When I said last week that they'd be raising a racket, I didn't know the half of it. Following the Grand Slam Jam Tennis Shoot-Out at the Erwin Center on Wednesday, Lars Ulrich, the Metallica man who originally came to the U.S. for a career in tennis, R.E.M.-er Mike Mills, and a host of others from the celebrity games headed to Antone's. At the venerated blues club, they found themselves forming the whitest blues band ever, with help from Stephen Bruton, David Boyle, and Mike Longoria (pairing up with Ulrich on dual drum kits). The ever-unimpressed John McEnroe was heard to mutter, "What are we, the fucking Allman Brothers? Do we need to play 'Whipping Post,' too?" before leading the band (on guitar and vocals) in what can only be described as a "triple fault" of covers: "Johnny B. Goode," "Purple Haze," and the Lenny Kravitz nuisance, "Are You Gonna Go My Way?" with Jim Courier also on guitar and Mills and Boyle sharing piano duties. Andre Agassi was the smart one of the bunch; he didn't venture anywhere near the stage, instead enjoying the free-for-all from Antone's V.I.P. area. Hey, that's what it's there for! And for the curious, Ulrich, as is de rigeur for rock stars of his magnitude, naturally ended up at a titty bar afterward. Unfortunately the Yellow Rose was pretty much already closed for the night when his party arrived, so the extent of the revelry never really rose above the likes of this snippet of conversation between Ulrich and a Rose employee: "So, what do you do?" "I'm a stripper." "Oh. I'm a rock star."

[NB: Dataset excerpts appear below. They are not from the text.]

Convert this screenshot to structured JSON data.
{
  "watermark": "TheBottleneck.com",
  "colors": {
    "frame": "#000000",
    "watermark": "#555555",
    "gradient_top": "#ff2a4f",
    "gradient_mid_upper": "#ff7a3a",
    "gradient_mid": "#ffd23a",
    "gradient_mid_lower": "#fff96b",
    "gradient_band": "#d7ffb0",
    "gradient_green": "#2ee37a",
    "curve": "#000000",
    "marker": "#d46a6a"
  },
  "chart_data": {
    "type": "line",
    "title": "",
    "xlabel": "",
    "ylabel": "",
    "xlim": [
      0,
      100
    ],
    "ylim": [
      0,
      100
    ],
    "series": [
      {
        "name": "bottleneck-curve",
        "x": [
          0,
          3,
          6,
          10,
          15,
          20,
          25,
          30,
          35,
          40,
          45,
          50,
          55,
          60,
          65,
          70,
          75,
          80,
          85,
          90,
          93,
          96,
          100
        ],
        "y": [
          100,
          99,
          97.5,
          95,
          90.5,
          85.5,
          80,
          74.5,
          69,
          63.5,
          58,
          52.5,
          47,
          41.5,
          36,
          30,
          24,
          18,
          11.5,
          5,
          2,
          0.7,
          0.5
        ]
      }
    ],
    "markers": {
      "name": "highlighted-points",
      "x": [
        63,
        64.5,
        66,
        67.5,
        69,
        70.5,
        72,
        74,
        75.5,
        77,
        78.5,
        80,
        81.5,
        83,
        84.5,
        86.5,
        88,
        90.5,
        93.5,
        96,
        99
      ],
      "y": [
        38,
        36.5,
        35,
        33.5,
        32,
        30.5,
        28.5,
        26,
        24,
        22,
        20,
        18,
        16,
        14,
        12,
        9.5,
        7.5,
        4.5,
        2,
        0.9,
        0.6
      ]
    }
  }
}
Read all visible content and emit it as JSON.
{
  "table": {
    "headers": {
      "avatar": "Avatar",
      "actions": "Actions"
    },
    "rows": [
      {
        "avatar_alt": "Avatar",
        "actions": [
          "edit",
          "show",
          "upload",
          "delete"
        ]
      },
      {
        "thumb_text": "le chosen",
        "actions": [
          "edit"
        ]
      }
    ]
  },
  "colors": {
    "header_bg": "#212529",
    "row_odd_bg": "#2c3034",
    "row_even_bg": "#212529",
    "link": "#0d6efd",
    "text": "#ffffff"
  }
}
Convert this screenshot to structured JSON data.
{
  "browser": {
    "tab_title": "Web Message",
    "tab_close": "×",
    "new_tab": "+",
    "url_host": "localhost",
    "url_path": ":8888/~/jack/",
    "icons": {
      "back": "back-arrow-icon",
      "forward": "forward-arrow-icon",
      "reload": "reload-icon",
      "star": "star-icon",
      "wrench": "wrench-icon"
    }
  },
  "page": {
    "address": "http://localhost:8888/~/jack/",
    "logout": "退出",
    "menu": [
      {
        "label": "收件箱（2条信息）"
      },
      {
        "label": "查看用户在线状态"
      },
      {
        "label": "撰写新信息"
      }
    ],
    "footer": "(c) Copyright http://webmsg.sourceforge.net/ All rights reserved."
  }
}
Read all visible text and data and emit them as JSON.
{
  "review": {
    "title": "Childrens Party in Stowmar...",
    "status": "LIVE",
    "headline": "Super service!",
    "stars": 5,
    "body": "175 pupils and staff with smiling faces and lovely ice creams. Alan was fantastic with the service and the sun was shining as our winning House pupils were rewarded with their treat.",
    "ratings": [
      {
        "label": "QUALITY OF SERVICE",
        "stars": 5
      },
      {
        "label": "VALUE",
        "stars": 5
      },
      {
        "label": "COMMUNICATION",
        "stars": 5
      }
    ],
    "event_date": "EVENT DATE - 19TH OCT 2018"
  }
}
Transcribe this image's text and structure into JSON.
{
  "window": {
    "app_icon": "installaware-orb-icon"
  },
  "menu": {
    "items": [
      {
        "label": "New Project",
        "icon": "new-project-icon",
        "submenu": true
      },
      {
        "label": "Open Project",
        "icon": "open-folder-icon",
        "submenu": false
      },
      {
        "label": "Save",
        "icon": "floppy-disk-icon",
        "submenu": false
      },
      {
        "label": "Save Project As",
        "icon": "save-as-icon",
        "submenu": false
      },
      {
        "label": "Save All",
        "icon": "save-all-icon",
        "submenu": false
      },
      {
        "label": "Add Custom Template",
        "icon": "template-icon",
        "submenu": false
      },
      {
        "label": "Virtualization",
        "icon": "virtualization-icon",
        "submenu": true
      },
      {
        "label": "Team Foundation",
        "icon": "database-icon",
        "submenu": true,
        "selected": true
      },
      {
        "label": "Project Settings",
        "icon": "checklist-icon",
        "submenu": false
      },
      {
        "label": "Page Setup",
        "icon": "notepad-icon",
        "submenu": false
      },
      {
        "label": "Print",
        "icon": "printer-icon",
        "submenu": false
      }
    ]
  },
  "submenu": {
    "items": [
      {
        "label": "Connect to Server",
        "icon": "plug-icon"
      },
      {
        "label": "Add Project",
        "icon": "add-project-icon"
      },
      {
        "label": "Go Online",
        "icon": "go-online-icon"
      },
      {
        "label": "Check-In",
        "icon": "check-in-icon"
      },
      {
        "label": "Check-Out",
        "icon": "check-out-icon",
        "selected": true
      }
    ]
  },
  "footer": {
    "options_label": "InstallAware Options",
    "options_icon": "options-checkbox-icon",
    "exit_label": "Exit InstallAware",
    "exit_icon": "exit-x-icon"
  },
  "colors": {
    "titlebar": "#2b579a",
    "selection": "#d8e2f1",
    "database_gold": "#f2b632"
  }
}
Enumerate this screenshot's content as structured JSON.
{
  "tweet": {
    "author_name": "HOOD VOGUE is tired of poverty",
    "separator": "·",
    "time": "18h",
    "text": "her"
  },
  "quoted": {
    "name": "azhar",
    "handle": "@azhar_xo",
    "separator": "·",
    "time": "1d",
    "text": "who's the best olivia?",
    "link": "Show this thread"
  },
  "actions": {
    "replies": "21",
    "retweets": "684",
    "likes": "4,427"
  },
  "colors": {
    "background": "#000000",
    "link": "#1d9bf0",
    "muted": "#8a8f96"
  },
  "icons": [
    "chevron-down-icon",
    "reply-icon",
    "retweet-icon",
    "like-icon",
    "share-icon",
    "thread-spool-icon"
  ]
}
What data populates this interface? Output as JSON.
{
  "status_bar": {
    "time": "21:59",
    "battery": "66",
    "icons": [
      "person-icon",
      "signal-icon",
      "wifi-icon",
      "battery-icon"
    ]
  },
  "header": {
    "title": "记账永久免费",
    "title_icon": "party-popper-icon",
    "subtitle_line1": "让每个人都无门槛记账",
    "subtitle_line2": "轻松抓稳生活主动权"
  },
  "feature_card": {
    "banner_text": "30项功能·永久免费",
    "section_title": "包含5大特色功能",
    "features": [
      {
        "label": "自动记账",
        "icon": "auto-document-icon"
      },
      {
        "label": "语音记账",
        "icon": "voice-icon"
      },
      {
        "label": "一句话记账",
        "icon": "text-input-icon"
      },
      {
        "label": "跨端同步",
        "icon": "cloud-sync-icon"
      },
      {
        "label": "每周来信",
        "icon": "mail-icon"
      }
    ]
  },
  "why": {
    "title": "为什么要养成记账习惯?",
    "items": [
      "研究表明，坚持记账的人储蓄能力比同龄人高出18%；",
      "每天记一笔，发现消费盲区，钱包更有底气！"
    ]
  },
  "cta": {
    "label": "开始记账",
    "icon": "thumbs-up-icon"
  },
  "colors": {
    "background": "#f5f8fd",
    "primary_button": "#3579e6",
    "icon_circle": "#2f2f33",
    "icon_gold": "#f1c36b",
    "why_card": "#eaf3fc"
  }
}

Austin's live music community loves to give 'til it hurts this time of the year, and benefit events in December tend to be overwhelming successes. The Hole in the Wall's Monkees Hoot Night, for instance, performed its usual Blue Santa magic by providing more toys for needy children than many other such drives by much larger organizations. Meanwhile, the total figures on how much has been raised by fans and loved ones to support former Greezy Wheels fiddler and breast cancer victim Mary Hattersley have yet to be totaled, but friend Eddie Wilson says the silent auction during last week's "Sweet Mary Aid" event and the packages of rare recordings and memorabilia he assembled to go with it have provided quite a hefty sum on their own. One chunk of money was raised in a way Wilson didn't expect. The Threadgill's owner says that when a fiddle signed by all the participants at the night's show, from Shawn Colvin to Jerry Jeff Walker, went on the auction block, he decided he should have it to display at his restaurant. He was met bid for bid, however, by "a burly biker guy" who turned out to have been one of Hattersley's students, and later showed Wilson scars on his hands from smashing in Threadgill's doors -- as the first firefighter arriving at the building when it caught fire in 1982. That competitor bowed out just after the $1,000 mark passed, but Wilson then found himself facing another equally fierce bidder as the amount continued to climb. Finally, Wilson says, as the bid had reached around $1,700, he turned to the unfamiliar man and growled, "I just want you to know that I am going to have that fiddle." Equally determined, the stranger hissed, "Well, I'm gonna get it -- to give to Threadgill's!" After introductions and explanations, the pair decided to kick the bid up to a show-stopping $2,000 and split the difference, with the fiddle now on display in a glass case (hopefully a more secure one than the old one the Broken Spoke used to have for their saddle collection) at the south location of Threadgill's for all to see. At press time, Hattersley was on her way to the hospital for surgery. The Chronicle, and obviously, many of our readers, wish her the best.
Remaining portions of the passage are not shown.